On 22 April 2014 the Children and Families Act came into force.

The Act followed a review of the whole family justice system in 2012 when it was decided everything was too complicated and slow. Basically the government decided children and families were not getting the service they deserved.

The review panel spent a year talking to children, parents and people working in the family justice system and concluded:

  • Children are the most important people in the family justice system
  • Cases take far too long with children often waiting well over a year for their future to be settled
  • There needs to be a change to the whole structure with better management to ensure the system can cope with the pressures.  More issues need to be diverted away from the court where appropriate.

One of the biggest changes is instead of separate magistrates, county and high courts there is a Unified Family Court.  The plan is one judge will hear a case from start to finish to ensure continuity and at every stage the court must progress the case in a meaningful way.
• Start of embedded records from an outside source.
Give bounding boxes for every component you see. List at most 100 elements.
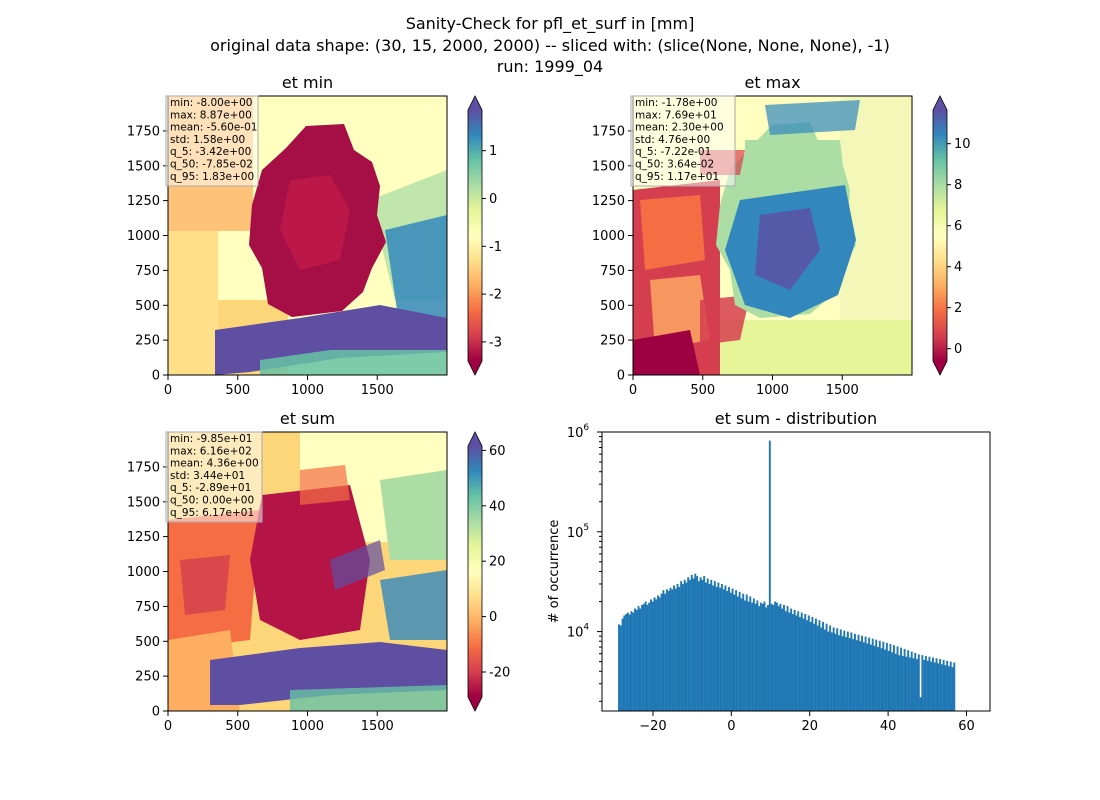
figure-title-line-3: run: 1999_04	[497, 57, 603, 77]
stats-box: min: -1.78e+00 max: 7.69e+01 mean: 2.30e…	[630, 95, 736, 187]
histogram-bar	[901, 655, 904, 711]
x-tick-label: 0	[164, 719, 172, 734]
y-tick-label: 250	[600, 334, 625, 349]
histogram-bar	[619, 625, 622, 711]
y-axis: 0 250 500 750 1000 1250 1500 1750	[127, 460, 168, 720]
histogram-bar	[822, 621, 824, 711]
histogram-bar	[846, 631, 849, 711]
stat-line: mean: 2.30e+00	[635, 122, 724, 134]
histogram-bar	[813, 623, 816, 711]
histogram-bar	[625, 614, 628, 711]
stat-line: min: -1.78e+00	[635, 97, 717, 109]
histogram-bar	[690, 574, 693, 711]
histogram-bar	[733, 594, 736, 711]
stat-line: min: -8.00e+00	[170, 97, 252, 109]
histogram-bar	[768, 440, 771, 711]
x-tick-label: 1500	[361, 719, 394, 734]
histogram-bar	[917, 654, 920, 711]
histogram-bar	[708, 583, 711, 711]
y-tick-label: 1000	[127, 565, 160, 580]
histogram-bar	[912, 658, 915, 711]
histogram-bar	[829, 625, 832, 711]
histogram-bar	[942, 659, 945, 711]
histogram-bar	[811, 617, 814, 711]
x-tick-label: 20	[801, 719, 818, 734]
histogram-bar	[646, 604, 649, 711]
colorbar-tick-label: -1	[489, 240, 502, 255]
histogram-bar	[674, 588, 677, 711]
histogram-bar	[852, 639, 855, 711]
histogram-bar	[655, 599, 658, 711]
histogram-bar	[752, 598, 755, 711]
histogram-bar	[919, 697, 922, 711]
x-tick-label: 500	[690, 383, 715, 398]
y-axis-label: # of occurrence	[547, 520, 562, 624]
histogram-bar	[923, 659, 926, 711]
histogram-bar	[885, 642, 888, 711]
y-tick-label: 1250	[592, 194, 625, 209]
x-tick-label: 1000	[291, 383, 324, 398]
stat-line: q_95: 1.83e+00	[170, 171, 254, 183]
histogram-bar	[896, 646, 899, 711]
y-tick-label: 1250	[127, 194, 160, 209]
stat-line: max: 7.69e+01	[635, 109, 717, 121]
x-tick-label: 40	[880, 719, 897, 734]
histogram-bar	[802, 618, 805, 711]
histogram-bar	[706, 578, 709, 711]
histogram-bar	[949, 661, 952, 711]
colorbar-tick-label: 4	[954, 260, 962, 275]
colorbar-tick-label: -20	[489, 666, 510, 681]
y-tick-label: 1000	[592, 229, 625, 244]
histogram-bar	[618, 624, 620, 711]
stat-line: max: 8.87e+00	[170, 109, 252, 121]
x-tick-label: 1000	[756, 383, 789, 398]
stat-line: q_50: -7.85e-02	[170, 159, 253, 171]
stat-line: mean: -5.60e-01	[170, 122, 257, 134]
histogram-bar	[729, 592, 732, 711]
histogram-bar	[694, 573, 697, 711]
histogram-bar	[861, 635, 863, 711]
stat-line: q_5: -2.89e+01	[170, 482, 251, 494]
histogram-bar	[777, 606, 780, 711]
histogram-bar	[814, 618, 817, 711]
x-tick-label: 0	[629, 383, 637, 398]
histogram-bar	[903, 648, 906, 711]
histogram-bar	[726, 591, 729, 711]
histogram-bar	[751, 602, 754, 711]
histogram-bar	[736, 596, 739, 711]
y-axis: 0 250 500 750 1000 1250 1500 1750	[127, 124, 168, 384]
histogram-bar	[749, 596, 752, 711]
histogram-bar	[744, 600, 746, 711]
histogram-bar	[834, 633, 837, 711]
histogram-bar	[853, 633, 856, 711]
y-tick-label: 250	[135, 334, 160, 349]
histogram-bar	[759, 602, 762, 711]
colorbar-tick-label: 6	[954, 219, 962, 234]
histogram-bar	[907, 650, 910, 711]
stat-line: q_5: -7.22e-01	[635, 146, 711, 158]
histogram-bar	[642, 603, 645, 711]
histogram-bar	[754, 603, 757, 711]
histogram-bar	[745, 594, 748, 711]
histogram-bar	[680, 581, 683, 711]
colorbar-tick-label: -2	[489, 288, 502, 303]
histogram-bar	[683, 579, 686, 711]
figure-title-line-2: original data shape: (30, 15, 2000, 2000…	[210, 36, 890, 55]
histogram-bar	[889, 644, 892, 711]
histogram-bar	[820, 627, 823, 711]
histogram-bar	[671, 589, 674, 711]
histogram-bar	[623, 615, 626, 711]
figure-title-line-1: Sanity-Check for pfl_et_surf in [mm]	[406, 14, 695, 34]
histogram-bar	[887, 650, 890, 711]
histogram-title: et sum - distribution	[715, 409, 877, 428]
histogram-bar	[836, 628, 839, 711]
histogram-bar	[761, 603, 764, 711]
histogram-bar	[756, 600, 759, 711]
histogram-bar	[799, 617, 801, 711]
histogram-bar	[651, 601, 654, 711]
histogram-bar	[667, 591, 670, 711]
histogram-bar	[772, 604, 775, 711]
histogram-bar	[850, 632, 853, 711]
histogram-bar	[699, 577, 702, 711]
histogram-bar	[951, 667, 954, 711]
The case will be heard in one of the branches of the Unified Court, probably the closest branch to where the applicant or child lives and this decision will be made by the court not the applicant as has happened in the past.

Another major change is before a case can even begin families are being encouraged to resolve matters through mediation.  In most cases the court will want evidence the applicant has attended a family mediation information and assessment meeting (MIAM) before even issuing an application.

Once at court the only order now will be a Child Arrangements Order. Contact and residence orders do not exist anymore. The new type of order will deal with the arrangements as to ‘with whom a child is to live, spend time or otherwise have contact’ and ‘when a child is to live, spend time or otherwise have contact with any person’. (Note the use of the word person rather than parent). It is also presumed, unless the contrary is shown, that the involvement of each parent in a child’s life will further the child’s welfare.  Involvement can be direct or indirect and does not mean a particular division of time between parents.  Essentially therefore if a child is not at risk of suffering harm by being involved with a parent a Child Arrangement Order will probably be made.

The political idea behind all of this is to send a message to parents about the valuable role they both play in a child’s life.